SMIC N+3 Breakthrough: Why Huawei’s New Kirin Chip Outpaces Intel in Transistor Density

The global semiconductor landscape is witnessing a massive shift as Chinese chipmakers reach new milestones in transistor architecture. Recent reports indicate that the Huawei Kirin 9030 Pro, powered by SMIC’s N+3 process, is making significant waves by challenging the density standards set by industry giants. This development suggests that China is rapidly closing the gap in the race toward advanced 5nm manufacturing nodes.

Understanding the SMIC N+3 Process and Metal Pitch

The SMIC N+3 node represents the third generation of the company's advanced manufacturing capabilities. A critical metric in this achievement is the minimum metal pitch, which has been measured at 32.5nm. In semiconductor engineering, metal pitch refers to the physical distance between the center of one interconnected wire and the center of the next. This measurement is a primary indicator of how many transistors can be packed into a specific area.

By reducing the metal pitch, engineers can create a Kirin chip with 10% smaller dimensions while maintaining or increasing the transistor count. This technological leap is what allows the Kirin 9030 Pro to boast a higher density than the latest Intel 18A node, which utilizes a 36nm minimum metal pitch.

Comparing SMIC N+3 to Intel 18A Architecture

While the 18A node is considered one of the first 2nm-class processes produced in North America, the data from SemiAnalysis suggests that SMIC's N+3 process actually offers tighter spacing of metal wires. This gives the Chinese-made chip a theoretical advantage in pure transistor density. However, it is important to note that density is only one part of the equation.

Despite the density lead, SMIC's technology still faces hurdles in terms of complexity, power efficiency, and overall process control. The N+3 process currently reaches the density of TSMC N6 by using multi-patterning on older DUV (Deep Ultraviolet) machinery. While impressive, it highlights the technical gymnastics required to compete without the latest EUV (Extreme Ultraviolet) tools.

Performance Realities and the Future of Kirin

A teardown of the 5G-enabled Kirin 9030 SoC reveals that while the chip is a marvel of engineering, its real-world performance matches that of Android flagships from approximately three years ago. This makes the Kirin 9030 a groundbreaking version for Huawei, but it also shows there is still room for optimization in the coming years.

Looking ahead, the company is reportedly working on 2026 mobile processors that aim to provide a "real breakthrough." These future chips are expected to refine the density gains of the N+3 process into superior speed and efficiency, potentially rivaling even the most advanced Western and Taiwanese designs.

What is the main advantage of the SMIC N+3 process?

The primary advantage of the SMIC N+3 process is its high transistor density. By achieving a 32.5nm metal pitch, it allows for a 10% higher density than Intel’s 18A node, resulting in a smaller physical chip size for the same amount of processing power.

How does the Kirin 9030 Pro compare to Intel Panther Lake?

In terms of pure transistor density, the Kirin 9030 Pro (using SMIC N+3) outperforms Intel Panther Lake. However, Intel's 18A node may still hold advantages in power efficiency and process control due to the different manufacturing equipment and methodologies used.

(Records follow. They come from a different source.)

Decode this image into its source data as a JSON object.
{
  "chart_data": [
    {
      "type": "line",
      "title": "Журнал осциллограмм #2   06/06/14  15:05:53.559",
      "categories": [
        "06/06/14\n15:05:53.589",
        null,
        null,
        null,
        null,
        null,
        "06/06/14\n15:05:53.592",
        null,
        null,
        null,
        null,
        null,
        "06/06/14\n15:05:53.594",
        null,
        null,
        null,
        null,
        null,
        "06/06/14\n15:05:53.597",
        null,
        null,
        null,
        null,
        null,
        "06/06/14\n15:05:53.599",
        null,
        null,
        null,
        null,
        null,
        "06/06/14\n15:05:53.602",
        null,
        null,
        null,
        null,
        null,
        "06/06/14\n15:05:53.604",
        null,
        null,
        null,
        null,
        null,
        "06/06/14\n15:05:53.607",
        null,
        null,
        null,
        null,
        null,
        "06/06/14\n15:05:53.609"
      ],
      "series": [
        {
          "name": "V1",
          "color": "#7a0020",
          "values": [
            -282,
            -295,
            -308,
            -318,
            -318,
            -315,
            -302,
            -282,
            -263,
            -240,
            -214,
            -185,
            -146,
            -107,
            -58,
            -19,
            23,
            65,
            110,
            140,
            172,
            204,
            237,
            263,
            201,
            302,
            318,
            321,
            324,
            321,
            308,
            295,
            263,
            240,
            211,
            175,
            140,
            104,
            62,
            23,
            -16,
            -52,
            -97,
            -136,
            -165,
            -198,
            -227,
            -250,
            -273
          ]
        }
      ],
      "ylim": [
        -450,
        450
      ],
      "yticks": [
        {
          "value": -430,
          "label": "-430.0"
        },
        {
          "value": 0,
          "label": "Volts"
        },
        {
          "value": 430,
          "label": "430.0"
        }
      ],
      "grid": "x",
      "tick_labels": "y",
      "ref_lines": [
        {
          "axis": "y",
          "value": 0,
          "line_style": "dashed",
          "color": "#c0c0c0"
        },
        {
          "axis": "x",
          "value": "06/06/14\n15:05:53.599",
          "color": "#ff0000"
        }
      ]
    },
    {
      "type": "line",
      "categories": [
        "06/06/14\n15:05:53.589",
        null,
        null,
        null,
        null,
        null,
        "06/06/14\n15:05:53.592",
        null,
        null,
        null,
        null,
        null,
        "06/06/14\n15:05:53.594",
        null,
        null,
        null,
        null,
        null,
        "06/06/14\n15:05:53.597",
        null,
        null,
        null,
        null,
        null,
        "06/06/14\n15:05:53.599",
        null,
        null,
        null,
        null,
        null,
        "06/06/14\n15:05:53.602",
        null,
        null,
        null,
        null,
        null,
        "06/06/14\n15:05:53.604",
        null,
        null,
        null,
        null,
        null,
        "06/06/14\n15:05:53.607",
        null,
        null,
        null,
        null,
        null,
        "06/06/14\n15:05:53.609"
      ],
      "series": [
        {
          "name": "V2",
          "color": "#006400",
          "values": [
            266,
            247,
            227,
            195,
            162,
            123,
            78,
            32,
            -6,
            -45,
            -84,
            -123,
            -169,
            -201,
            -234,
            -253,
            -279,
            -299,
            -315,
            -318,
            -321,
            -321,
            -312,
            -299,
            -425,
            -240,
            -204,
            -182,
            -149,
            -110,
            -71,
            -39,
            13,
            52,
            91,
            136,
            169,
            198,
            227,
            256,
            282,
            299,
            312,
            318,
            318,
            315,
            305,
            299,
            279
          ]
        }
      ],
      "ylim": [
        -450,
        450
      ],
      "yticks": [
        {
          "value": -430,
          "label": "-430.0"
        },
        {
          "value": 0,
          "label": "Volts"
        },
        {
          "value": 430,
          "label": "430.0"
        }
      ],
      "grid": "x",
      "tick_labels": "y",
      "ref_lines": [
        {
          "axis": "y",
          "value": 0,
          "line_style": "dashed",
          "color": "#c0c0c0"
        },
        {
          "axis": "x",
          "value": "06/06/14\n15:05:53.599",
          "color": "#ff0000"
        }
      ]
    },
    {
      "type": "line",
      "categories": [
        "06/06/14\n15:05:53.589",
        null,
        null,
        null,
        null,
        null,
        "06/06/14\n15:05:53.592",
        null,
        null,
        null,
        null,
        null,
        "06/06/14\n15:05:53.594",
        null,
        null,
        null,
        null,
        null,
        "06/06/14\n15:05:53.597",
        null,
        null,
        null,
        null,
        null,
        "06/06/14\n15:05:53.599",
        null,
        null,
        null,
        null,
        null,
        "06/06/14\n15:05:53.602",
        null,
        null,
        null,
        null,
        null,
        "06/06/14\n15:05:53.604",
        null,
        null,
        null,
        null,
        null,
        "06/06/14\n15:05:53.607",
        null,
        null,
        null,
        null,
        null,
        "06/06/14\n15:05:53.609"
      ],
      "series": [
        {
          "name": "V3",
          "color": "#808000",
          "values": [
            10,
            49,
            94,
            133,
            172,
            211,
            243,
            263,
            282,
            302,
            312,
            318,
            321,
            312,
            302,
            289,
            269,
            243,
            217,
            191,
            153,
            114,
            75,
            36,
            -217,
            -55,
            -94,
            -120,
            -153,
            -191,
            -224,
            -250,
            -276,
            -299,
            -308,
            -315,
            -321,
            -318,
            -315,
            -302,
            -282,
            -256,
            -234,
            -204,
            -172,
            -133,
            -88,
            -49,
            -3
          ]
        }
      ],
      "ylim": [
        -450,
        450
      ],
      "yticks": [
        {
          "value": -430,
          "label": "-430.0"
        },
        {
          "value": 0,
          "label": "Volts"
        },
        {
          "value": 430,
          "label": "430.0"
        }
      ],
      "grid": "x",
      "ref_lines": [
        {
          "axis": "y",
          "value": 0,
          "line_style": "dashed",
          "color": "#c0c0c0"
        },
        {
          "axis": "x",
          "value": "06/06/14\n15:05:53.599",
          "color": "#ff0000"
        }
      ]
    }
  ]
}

Is Huawei currently at the 5nm level?

SMIC and Huawei are gradually inching toward the 5nm threshold. While the N+3 process is a significant step forward that matches the density of some 6nm and 5nm-class nodes, it is still considered a transitional step toward full-scale 5nm production.

What does "metal pitch" mean for smartphone users?

For the average user, a smaller metal pitch means that more transistors can be packed into a smaller space. This generally leads to chips that are more powerful and power-efficient, allowing for better battery life and faster performance in smartphones.

Will future Kirin chips be faster?

Yes, Huawei is already developing next-generation processors for 2026. These chips are expected to build upon the N+3 architecture to close the performance gap with current global flagship processors.

🔎 The achievements of the Kirin 9030 Pro and the SMIC N+3 process underscore a pivotal moment in semiconductor history. Despite being restricted from the latest chipmaking tools, the ability to outpace industry leaders in transistor density proves that innovation can thrive under pressure. As we look toward 2026, the evolution of these chips will likely determine the balance of power in the global tech market.